James Watt gilt als Entdecker des Nutzens der Dampfexpansion. Bei der Dampfmaschine wird dieser Effekt durch ein vorzeitiges Schließen der Ventile erreicht; dadurch wird die Zuführung von Dampf in den Zylinder unterbrochen, während der darin eingeschlossene Dampf weiter Arbeit leistet. Weiterhin führte James Watt den Fliehkraftregler zur Geschwindigkeitsregulierung seiner Maschine ein. Vorher war dieses Maschinenelement bereits beim Bau und Betrieb von Mühlen eingesetzt worden.

Um die Fähigkeit seiner Dampfmaschinen zu demonstrieren, erfand Watt die Leistungseinheit Pferdestärke.

Die wattsche Dampfmaschine ersparte durch diese Verbesserungen gegenüber ihren Vorgängern ein Vielfaches der Wärmeenergie, die zum Betrieb der Maschine notwendig war. Der Wirkungsgrad der Watt’schen Maschine erreichte schließlich 3,0 Prozent.

Mit seinem kaufmännischen Teilhaber Matthew Boulton verkaufte er seine Maschinen jedoch nicht, sondern stellte sie seinen Kunden zur Verfügung, um sich einen Teil der eingesparten Brennstoffkosten auszahlen zu lassen. Damit war eine frühe Form des Maschinenleasings geboren.

Mit diesen Entwicklungen wurden Dampfmaschinen ab der zweiten Hälfte des 18. Jahrhunderts nun auch wirtschaftlich.

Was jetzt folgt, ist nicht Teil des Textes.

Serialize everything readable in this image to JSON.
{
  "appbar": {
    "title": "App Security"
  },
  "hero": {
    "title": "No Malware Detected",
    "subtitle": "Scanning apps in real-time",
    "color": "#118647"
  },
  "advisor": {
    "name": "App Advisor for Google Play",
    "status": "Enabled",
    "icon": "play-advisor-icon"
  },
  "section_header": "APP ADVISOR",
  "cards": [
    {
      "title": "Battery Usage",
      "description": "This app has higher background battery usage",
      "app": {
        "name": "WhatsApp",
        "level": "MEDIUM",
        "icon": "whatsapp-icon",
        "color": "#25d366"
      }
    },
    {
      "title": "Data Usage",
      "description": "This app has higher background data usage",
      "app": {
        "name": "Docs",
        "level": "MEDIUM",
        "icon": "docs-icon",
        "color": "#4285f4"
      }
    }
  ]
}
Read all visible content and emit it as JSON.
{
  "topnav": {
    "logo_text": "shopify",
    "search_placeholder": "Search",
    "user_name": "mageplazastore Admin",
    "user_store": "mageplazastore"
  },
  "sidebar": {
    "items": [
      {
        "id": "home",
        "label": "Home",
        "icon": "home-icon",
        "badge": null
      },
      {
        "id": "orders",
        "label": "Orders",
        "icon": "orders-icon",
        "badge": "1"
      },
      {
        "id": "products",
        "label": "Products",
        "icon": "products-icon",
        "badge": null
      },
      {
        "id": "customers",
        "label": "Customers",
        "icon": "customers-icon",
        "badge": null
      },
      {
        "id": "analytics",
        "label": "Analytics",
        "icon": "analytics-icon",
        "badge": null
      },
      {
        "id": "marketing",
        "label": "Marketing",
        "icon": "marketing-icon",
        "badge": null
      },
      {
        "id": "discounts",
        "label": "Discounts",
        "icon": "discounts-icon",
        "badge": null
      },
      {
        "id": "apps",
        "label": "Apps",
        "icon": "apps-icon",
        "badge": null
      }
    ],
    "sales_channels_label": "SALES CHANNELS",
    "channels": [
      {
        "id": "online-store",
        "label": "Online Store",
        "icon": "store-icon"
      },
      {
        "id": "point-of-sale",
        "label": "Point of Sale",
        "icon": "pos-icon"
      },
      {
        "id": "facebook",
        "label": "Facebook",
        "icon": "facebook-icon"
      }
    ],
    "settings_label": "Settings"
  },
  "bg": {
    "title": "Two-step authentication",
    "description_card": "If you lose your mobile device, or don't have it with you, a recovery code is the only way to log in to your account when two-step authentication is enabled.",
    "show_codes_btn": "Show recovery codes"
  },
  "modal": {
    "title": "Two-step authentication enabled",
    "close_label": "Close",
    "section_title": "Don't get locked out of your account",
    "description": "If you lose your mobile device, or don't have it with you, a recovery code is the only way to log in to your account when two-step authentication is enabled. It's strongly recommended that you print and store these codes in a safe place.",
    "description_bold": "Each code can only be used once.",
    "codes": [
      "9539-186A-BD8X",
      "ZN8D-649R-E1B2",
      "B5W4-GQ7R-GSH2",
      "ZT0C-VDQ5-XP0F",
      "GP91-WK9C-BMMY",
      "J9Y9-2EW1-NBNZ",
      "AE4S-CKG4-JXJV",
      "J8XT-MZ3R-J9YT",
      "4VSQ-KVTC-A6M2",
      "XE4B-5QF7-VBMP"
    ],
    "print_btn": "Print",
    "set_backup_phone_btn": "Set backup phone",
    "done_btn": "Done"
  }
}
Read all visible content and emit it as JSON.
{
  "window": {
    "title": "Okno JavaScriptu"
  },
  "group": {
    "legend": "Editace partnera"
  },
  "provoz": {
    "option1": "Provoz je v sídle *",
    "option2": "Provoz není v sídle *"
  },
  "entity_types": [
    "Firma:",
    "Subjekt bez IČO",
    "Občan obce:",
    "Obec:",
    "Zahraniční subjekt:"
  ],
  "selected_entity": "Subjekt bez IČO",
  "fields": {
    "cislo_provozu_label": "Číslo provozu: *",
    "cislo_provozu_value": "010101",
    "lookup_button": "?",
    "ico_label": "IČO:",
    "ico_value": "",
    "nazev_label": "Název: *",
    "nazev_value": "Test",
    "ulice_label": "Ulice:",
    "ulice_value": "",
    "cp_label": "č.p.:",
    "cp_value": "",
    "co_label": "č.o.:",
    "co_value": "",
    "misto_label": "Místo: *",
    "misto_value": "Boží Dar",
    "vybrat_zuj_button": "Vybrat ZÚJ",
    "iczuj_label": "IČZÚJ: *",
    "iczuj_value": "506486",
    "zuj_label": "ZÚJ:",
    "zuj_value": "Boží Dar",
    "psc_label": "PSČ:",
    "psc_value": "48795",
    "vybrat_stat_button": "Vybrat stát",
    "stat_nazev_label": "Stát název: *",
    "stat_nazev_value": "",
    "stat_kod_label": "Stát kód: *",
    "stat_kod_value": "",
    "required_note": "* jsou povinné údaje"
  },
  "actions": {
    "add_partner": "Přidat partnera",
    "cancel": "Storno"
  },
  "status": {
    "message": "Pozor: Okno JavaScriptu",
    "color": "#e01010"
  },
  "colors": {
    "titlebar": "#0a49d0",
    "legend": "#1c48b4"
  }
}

In Preußen war man bereits 1769 auf die Feuermaschinen aus England aufmerksam geworden. Besonders der Oberkonsistorialrat Johann Esaias Silberschlag, der sich auch als Naturwissenschaftler einen Namen gemacht hatte, erkannte frühzeitig den Nutzen dieser Maschine und fertigte bis 1771 mehrere umfangreiche Gutachten darüber an. 1785 wurde dann die erste, in Preußen nachgebaute Dampfmaschine wattscher Bauart bei Burgörner in Betrieb genommen [1]. Bereits 1778 hatte sich James Watt bereit erklärt, der preußischen Bergbauverwaltung seine verbesserte Dampfmaschinen zur Wasserhebung unter fachmännicher Anleitung zu überlassen. Seine Firma Boulton & Watt forderte jedoch ein 14-jähriges Liefermonopol, eine Bedingung, auf die man im merkantilistischen Preußen nicht eingehen wollte. Unter dem Vorwand einer Erwerbsabsicht wurden der Oberbergrat Waitz von Eschen und der Assessor Carl Friedrich Bückling (1756-1812) vom preußischen Minister Friedrich Anton von Heynitz nach England geschickt. Waitz sollte sich speziell mit der Funktionsweise der Maschine vertraut machen und Bückling entsprechende Baupläne anfertigen. Wohl lediglich eine englische Dampfmaschine wurde erworben und 1779 auf einer Braunkohlengrube bei Altenweddingen eingesetzt.

Nachdem Bückling noch ein zweites Mal nach England geschickt worden war, war er in der Lage, exakte Baupläne für eine eigene Dampfmaschine nach dem Vorbild der wattschen unter Mitwirkung der Preußischen Akademie der Wissenschaften zu entwerfen. Bis 1783 wurde ein verkleinertes, funktionsfähiges Modell gebaut, von da an wurden die Teile in Originalgröße hergestellt und zusammengesetzt. Am 23. August 1785 wurde die erste deutsche Dampfmaschine wattscher Bauart auf dem König-Friedrich-Schacht bei Hettstedt offiziell in Betrieb genommen. Ihre Störanfälligkeit brachte der Maschine anfangs viel Spott ein. Durch die Abwerbung des britischen Dampfmaschinen-Mechanikers William Richards konnten die Probleme bis 1787 jedoch beseitigt werden. Die Maschine wurde zu einem ökonomischen Erfolg. 1794 wurde sie jedoch durch eine stärkere ersetzt und in eine Steinkohlengrube bei Löbejün verlegt, wo sie noch bis 1848 arbeitete. Im Mansfeld-Museum in Hettstedt steht seit 1985 ein 1:1-Nachbau dieser Dampfmaschine, der in Bewegung vorgeführt werden kann. Im heute polnischen oberschlesischen Tarnowitz wurde am 19. Januar 1788 eine Dampfmaschine in Betrieb genommen, die zur Entwässerung der Tarnowitzer Bergwerke diente. Von dieser Dampfmaschine wird fälschlich behauptet, sie sei die erste auf dem europäischen Festland gewesen.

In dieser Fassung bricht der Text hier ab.